On 23 December 2015 the UK's competition law regulator, the Competition and Markets Authority ("CMA") issued a consultation on undertakings offered by MRH (GB) Limited ("MRH") and Esso Petroleum Company Limited ("Esso") to seek conditional clearance to the former's acquisition of 78 petrol station sites from Esso, to address serious concerns held by the regulator that MRH acquiring these sites would seriously reduce competition for petrol station services on key routes in the Cambridge and Brighton areas.

This case serves as a particularly stark warning for parties to prospective corporate transactions, since the investigation was instigated at the CMA's own initiative. On 10 September 2015, the CMA issued an Initial Enforcement Order requiring the parties to "hold separate" their businesses (and continue to operate and compete independently of one another) pending the regulators' enquiry into suspected damage to competition in certain geographic areas. This precluded the parties from proceeding with steps to implement the agreed acquisition of the 78 petrol station sites until the CMA had investigated these issues and given clearance on conditions satisfactorily addressing its concerns.
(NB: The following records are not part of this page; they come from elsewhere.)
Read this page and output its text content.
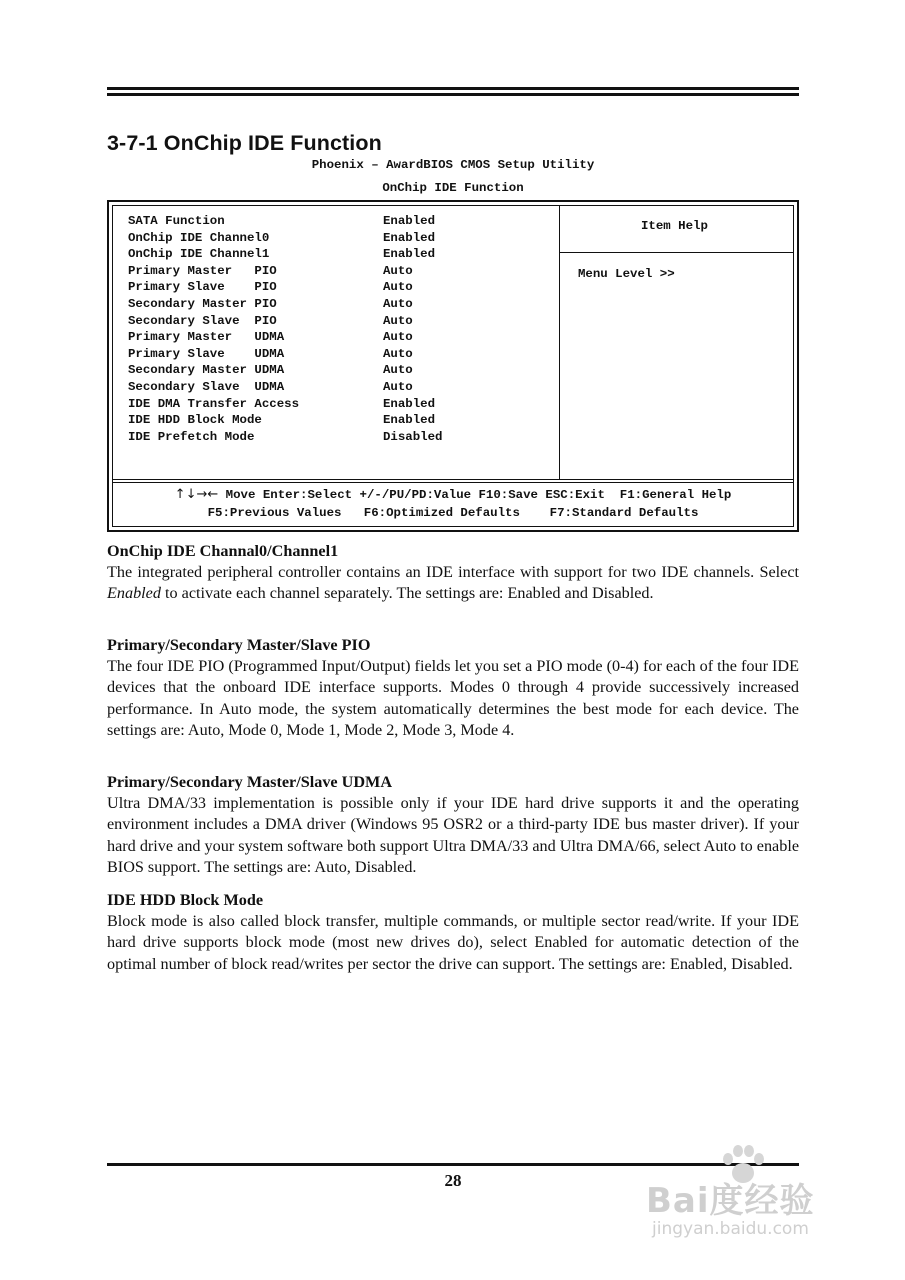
3-7-1 OnChip IDE Function
Phoenix – AwardBIOS CMOS Setup Utility
OnChip IDE Function
SATA Function	Enabled
OnChip IDE Channel0	Enabled
OnChip IDE Channel1	Enabled
Primary Master   PIO	Auto
Primary Slave    PIO	Auto
Secondary Master PIO	Auto
Secondary Slave  PIO	Auto
Primary Master   UDMA	Auto
Primary Slave    UDMA	Auto
Secondary Master UDMA	Auto
Secondary Slave  UDMA	Auto
IDE DMA Transfer Access	Enabled
IDE HDD Block Mode	Enabled
IDE Prefetch Mode	Disabled
Item Help
Menu Level >>
↑↓→← Move Enter:Select +/-/PU/PD:Value F10:Save ESC:Exit  F1:General Help
F5:Previous Values   F6:Optimized Defaults    F7:Standard Defaults
OnChip IDE Channal0/Channel1
The integrated peripheral controller contains an IDE interface with support for two IDE channels. Select Enabled to activate each channel separately. The settings are: Enabled and Disabled.
Primary/Secondary Master/Slave PIO
The four IDE PIO (Programmed Input/Output) fields let you set a PIO mode (0-4) for each of the four IDE devices that the onboard IDE interface supports. Modes 0 through 4 provide successively increased performance. In Auto mode, the system automatically determines the best mode for each device. The settings are: Auto, Mode 0, Mode 1, Mode 2, Mode 3, Mode 4.
Primary/Secondary Master/Slave UDMA
Ultra DMA/33 implementation is possible only if your IDE hard drive supports it and the operating environment includes a DMA driver (Windows 95 OSR2 or a third-party IDE bus master driver). If your hard drive and your system software both support Ultra DMA/33 and Ultra DMA/66, select Auto to enable BIOS support. The settings are: Auto, Disabled.
IDE HDD Block Mode
Block mode is also called block transfer, multiple commands, or multiple sector read/write. If your IDE hard drive supports block mode (most new drives do), select Enabled for automatic detection of the optimal number of block read/writes per sector the drive can support. The settings are: Enabled, Disabled.
28
Bai度经验
jingyan.baidu.com
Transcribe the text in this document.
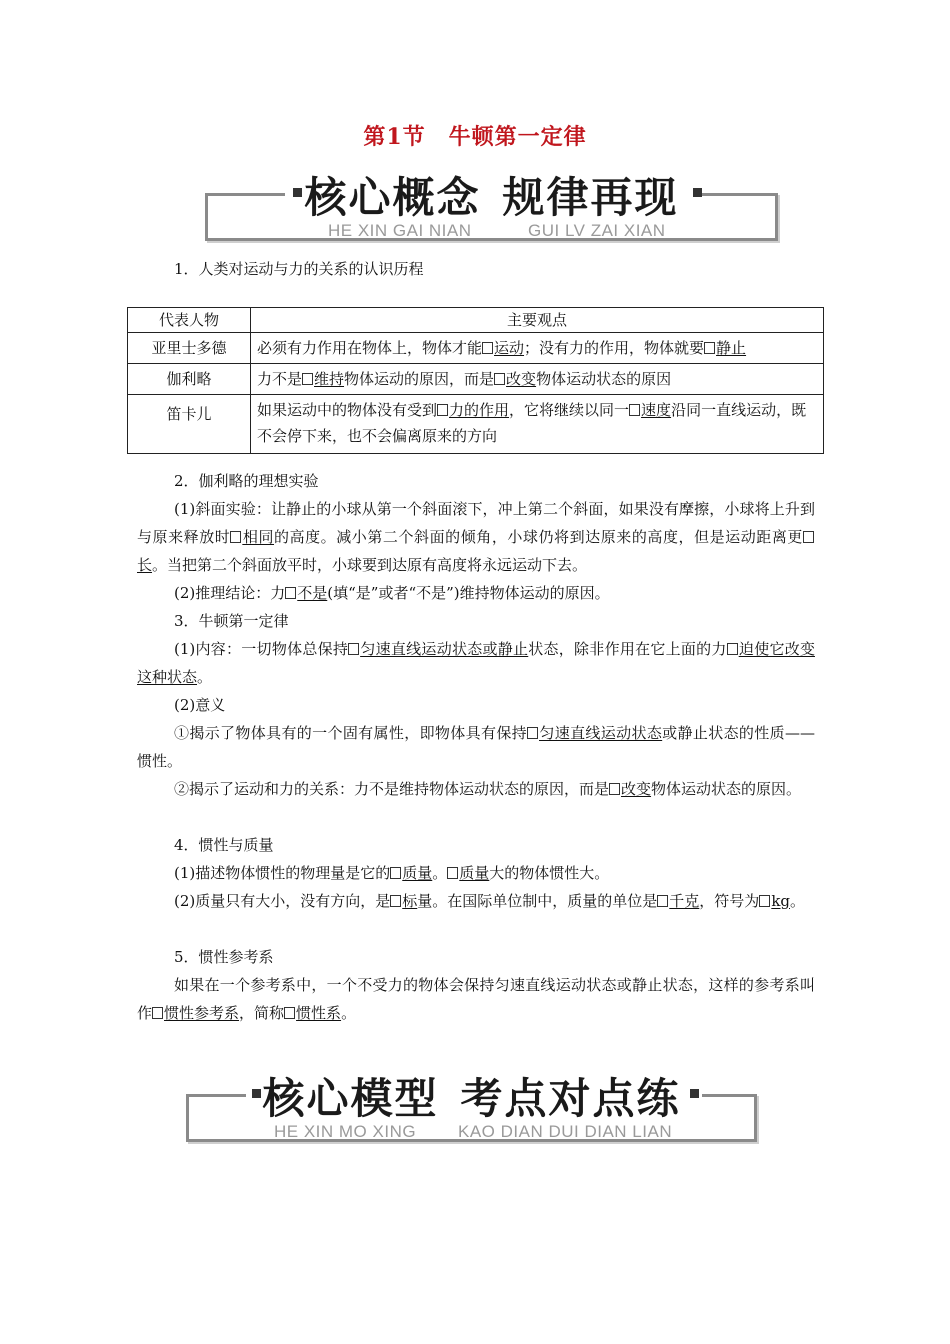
第1节　牛顿第一定律
核心概念 规律再现
HE XIN GAI NIAN	GUI LV ZAI XIAN
1．人类对运动与力的关系的认识历程
代表人物	主要观点
亚里士多德	必须有力作用在物体上，物体才能 运动；没有力的作用，物体就要 静止
伽利略	力不是 维持物体运动的原因，而是 改变物体运动状态的原因
笛卡儿	如果运动中的物体没有受到 力的作用，它将继续以同一 速度沿同一直线运动，既不会停下来，也不会偏离原来的方向
2．伽利略的理想实验
(1)斜面实验：让静止的小球从第一个斜面滚下，冲上第二个斜面，如果没有摩擦，小球将上升到与原来释放时 相同的高度。减小第二个斜面的倾角，小球仍将到达原来的高度，但是运动距离更长。当把第二个斜面放平时，小球要到达原有高度将永远运动下去。
(2)推理结论：力 不是(填“是”或者“不是”)维持物体运动的原因。
3．牛顿第一定律
(1)内容：一切物体总保持 匀速直线运动状态或静止状态，除非作用在它上面的力 迫使它改变这种状态。
(2)意义
①揭示了物体具有的一个固有属性，即物体具有保持 匀速直线运动状态或静止状态的性质——惯性。
②揭示了运动和力的关系：力不是维持物体运动状态的原因，而是 改变物体运动状态的原因。
4．惯性与质量
(1)描述物体惯性的物理量是它的 质量。 质量大的物体惯性大。
(2)质量只有大小，没有方向，是 标量。在国际单位制中，质量的单位是 千克，符号为 kg。
5．惯性参考系
如果在一个参考系中，一个不受力的物体会保持匀速直线运动状态或静止状态，这样的参考系叫作 惯性参考系，简称 惯性系。
核心模型 考点对点练
HE XIN MO XING KAO DIAN DUI DIAN LIAN
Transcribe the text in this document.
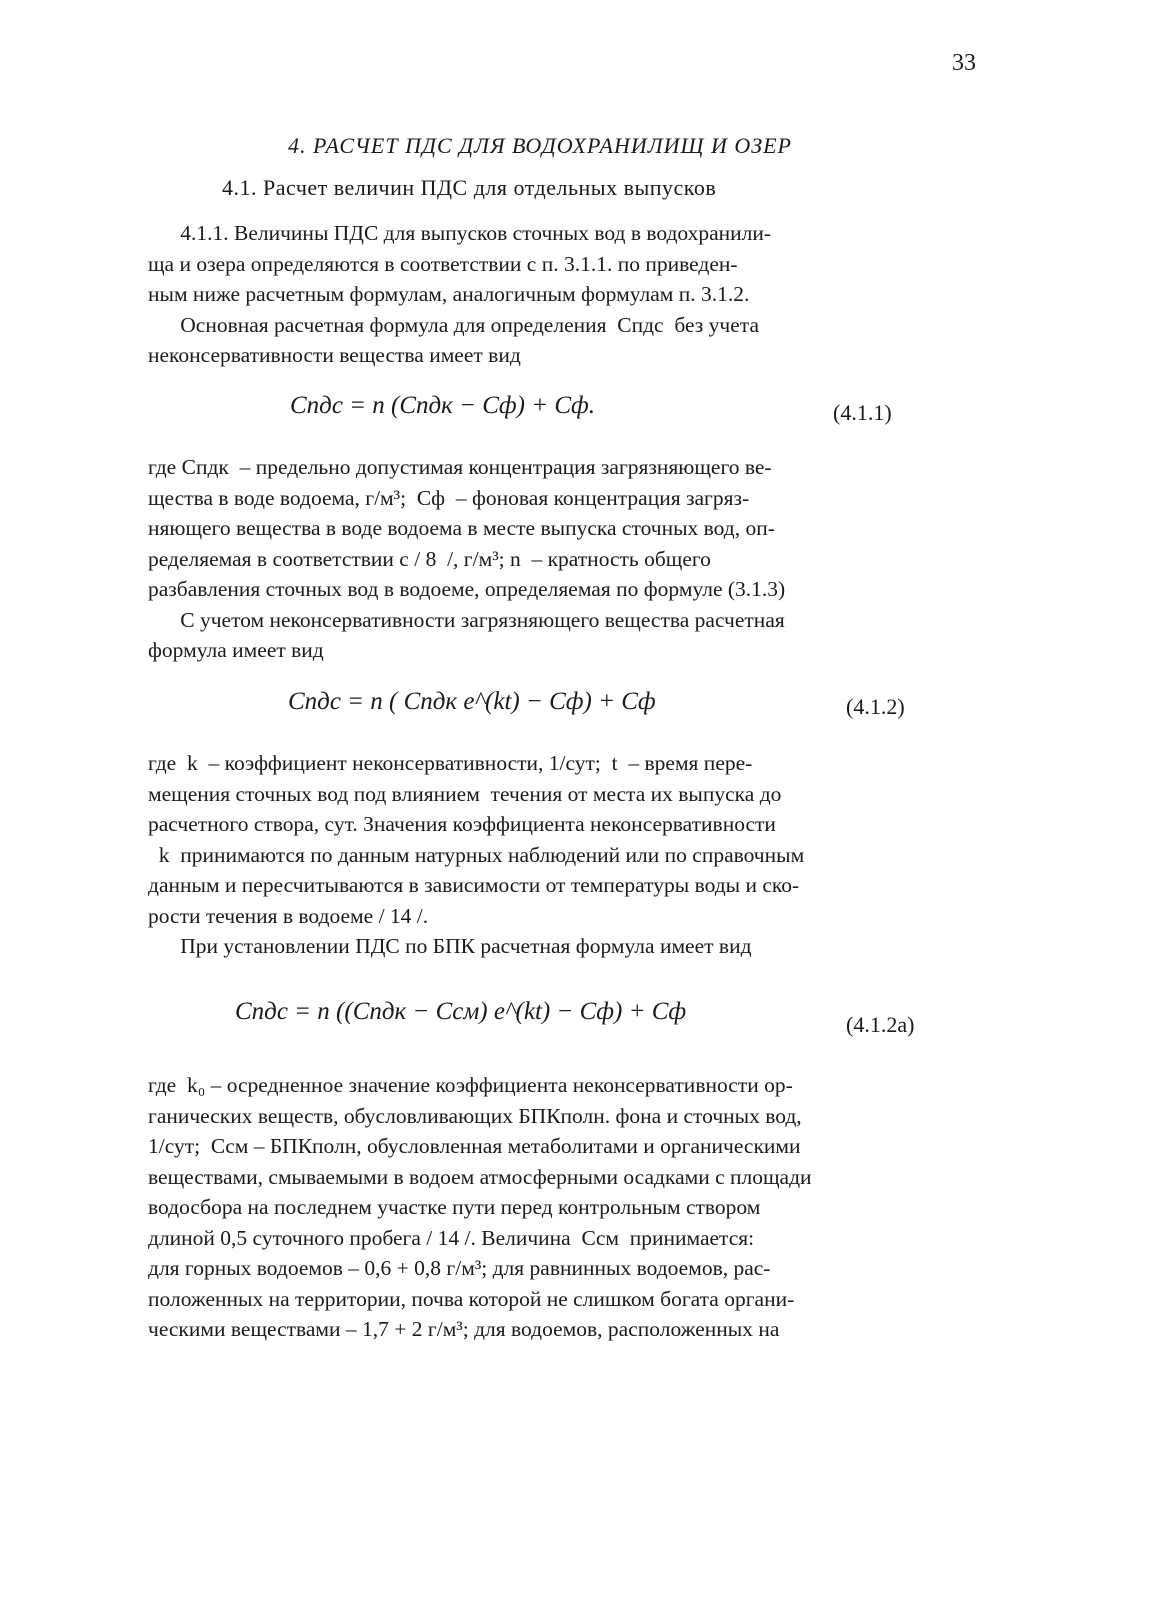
33
4. РАСЧЕТ ПДС ДЛЯ ВОДОХРАНИЛИЩ И ОЗЕР
4.1. Расчет величин ПДС для отдельных выпусков

4.1.1. Величины ПДС для выпусков сточных вод в водохранили-
ща и озера определяются в соответствии с п. 3.1.1. по приведен-
ным ниже расчетным формулам, аналогичным формулам п. 3.1.2.
Основная расчетная формула для определения  Cпдс  без учета
неконсервативности вещества имеет вид

Cпдс = n (Cпдк − Cф) + Cф.	(4.1.1)

где Cпдк  – предельно допустимая концентрация загрязняющего ве-
щества в воде водоема, г/м³;  Cф  – фоновая концентрация загряз-
няющего вещества в воде водоема в месте выпуска сточных вод, оп-
ределяемая в соответствии с / 8  /, г/м³; n  – кратность общего
разбавления сточных вод в водоеме, определяемая по формуле (3.1.3)
С учетом неконсервативности загрязняющего вещества расчетная
формула имеет вид

Cпдс = n ( Cпдк e^(kt) − Cф) + Cф	(4.1.2)

где  k  – коэффициент неконсервативности, 1/сут;  t  – время пере-
мещения сточных вод под влиянием  течения от места их выпуска до
расчетного створа, сут. Значения коэффициента неконсервативности
k  принимаются по данным натурных наблюдений или по справочным
данным и пересчитываются в зависимости от температуры воды и ско-
рости течения в водоеме / 14 /.
При установлении ПДС по БПК расчетная формула имеет вид

Cпдс = n ((Cпдк − Cсм) e^(kt) − Cф) + Cф	(4.1.2а)

где  k₀ – осредненное значение коэффициента неконсервативности ор-
ганических веществ, обусловливающих БПКполн. фона и сточных вод,
1/сут;  Cсм – БПКполн, обусловленная метаболитами и органическими
веществами, смываемыми в водоем атмосферными осадками с площади
водосбора на последнем участке пути перед контрольным створом
длиной 0,5 суточного пробега / 14 /. Величина  Cсм  принимается:
для горных водоемов – 0,6 + 0,8 г/м³; для равнинных водоемов, рас-
положенных на территории, почва которой не слишком богата органи-
ческими веществами – 1,7 + 2 г/м³; для водоемов, расположенных на
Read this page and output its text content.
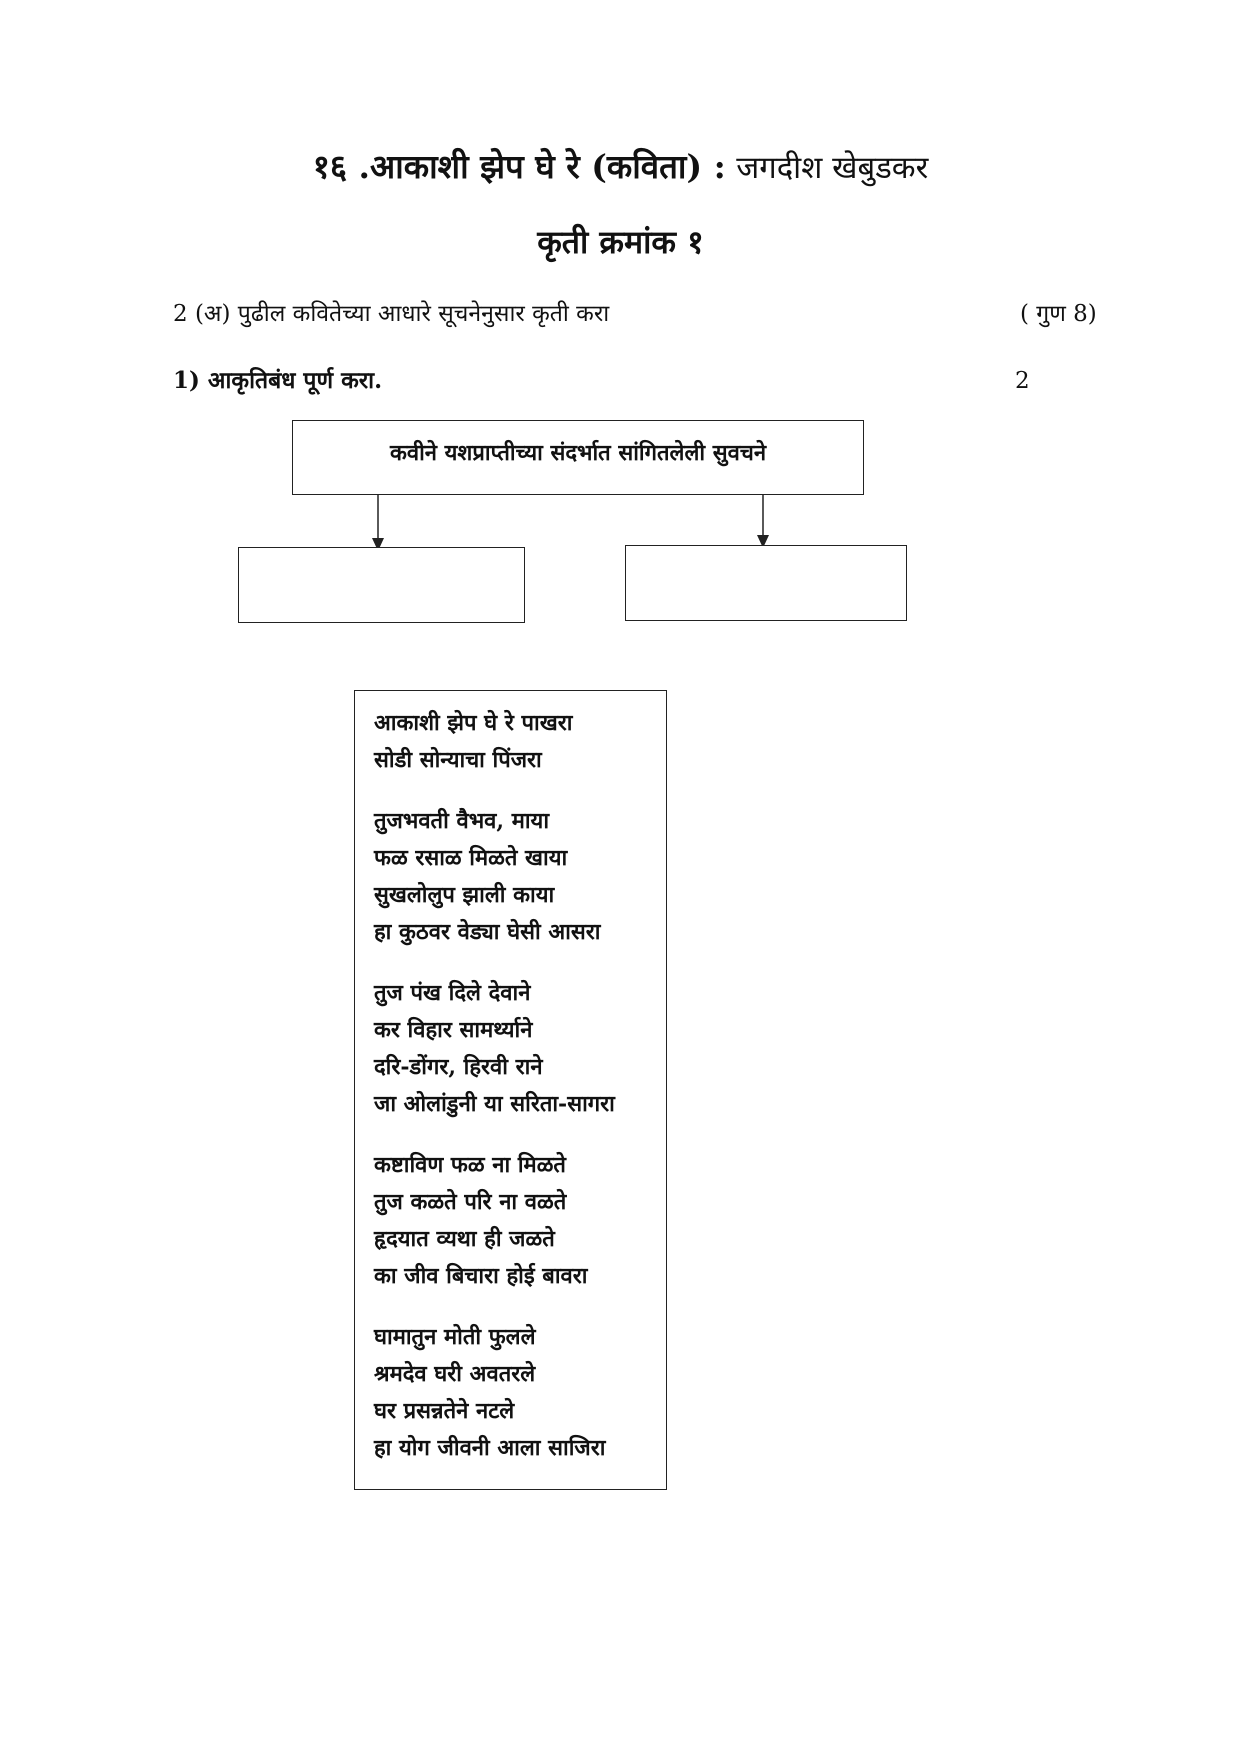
१६ .आकाशी झेप घे रे (कविता) : जगदीश खेबुडकर
कृती क्रमांक १
2 (अ) पुढील कवितेच्या आधारे सूचनेनुसार कृती करा	( गुण 8)
1) आकृतिबंध पूर्ण करा.	2
कवीने यशप्राप्तीच्या संदर्भात सांगितलेली सुवचने
आकाशी झेप घे रे पाखरा
सोडी सोन्याचा पिंजरा
तुजभवती वैभव, माया
फळ रसाळ मिळते खाया
सुखलोलुप झाली काया
हा कुठवर वेड्या घेसी आसरा
तुज पंख दिले देवाने
कर विहार सामर्थ्याने
दरि-डोंगर, हिरवी राने
जा ओलांडुनी या सरिता-सागरा
कष्टाविण फळ ना मिळते
तुज कळते परि ना वळते
हृदयात व्यथा ही जळते
का जीव बिचारा होई बावरा
घामातुन मोती फुलले
श्रमदेव घरी अवतरले
घर प्रसन्नतेने नटले
हा योग जीवनी आला साजिरा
Having identified a potential reduction in competition to the parties' stations in particular parts of East Anglia and East Sussex from its Phase I enquiry (launched on 9 October 2015), the CMA took the decision on 26 November 2015 to provisionally refer the transaction to an in-depth Phase II review (a lengthy process entailing further cost and delay), unless the parties could propose adequate measures (known as undertakings in lieu of a reference) to alleviate the perceived competition problems to which the mooted transaction would give rise. Specifically, the CMA has sought commitments to divest two particular stations post-closing, by way of a freehold sale or a lease of at least 15 years' duration to an approved viable purchaser, in order to ensure that consumers in the relevant localities would have the choice of alternative providers in future. Undertakings to sell identified sites having now been received, the CMA is inviting comment on the adequacy of the commitments until 7 January 2016 on its case page (see here). 

Under the UK's merger control regime, notification is voluntary, meaning parties are under no statutory obligation to make a filing prior to completion of a deal. However, where the target entity or business exceeds £70 million in value or where the merged business would have a share of the supply of the relevant goods or services of 25% or more (in the UK or a substantial part of it), then the parties stand at risk of the CMA intervening and (as in MRH/Esso's case) imposing orders halting the transaction (at significant cost and inconvenience to the parties), if it detects the deal from public sources or by following up on a third party complaint.

In light of the potentially damaging implications of regulatory intervention in a non-notified transaction, we would always recommend at least an overview analysis of the scale of a proposed deal and its likely effects on competition before proceeding without a filing to the CMA.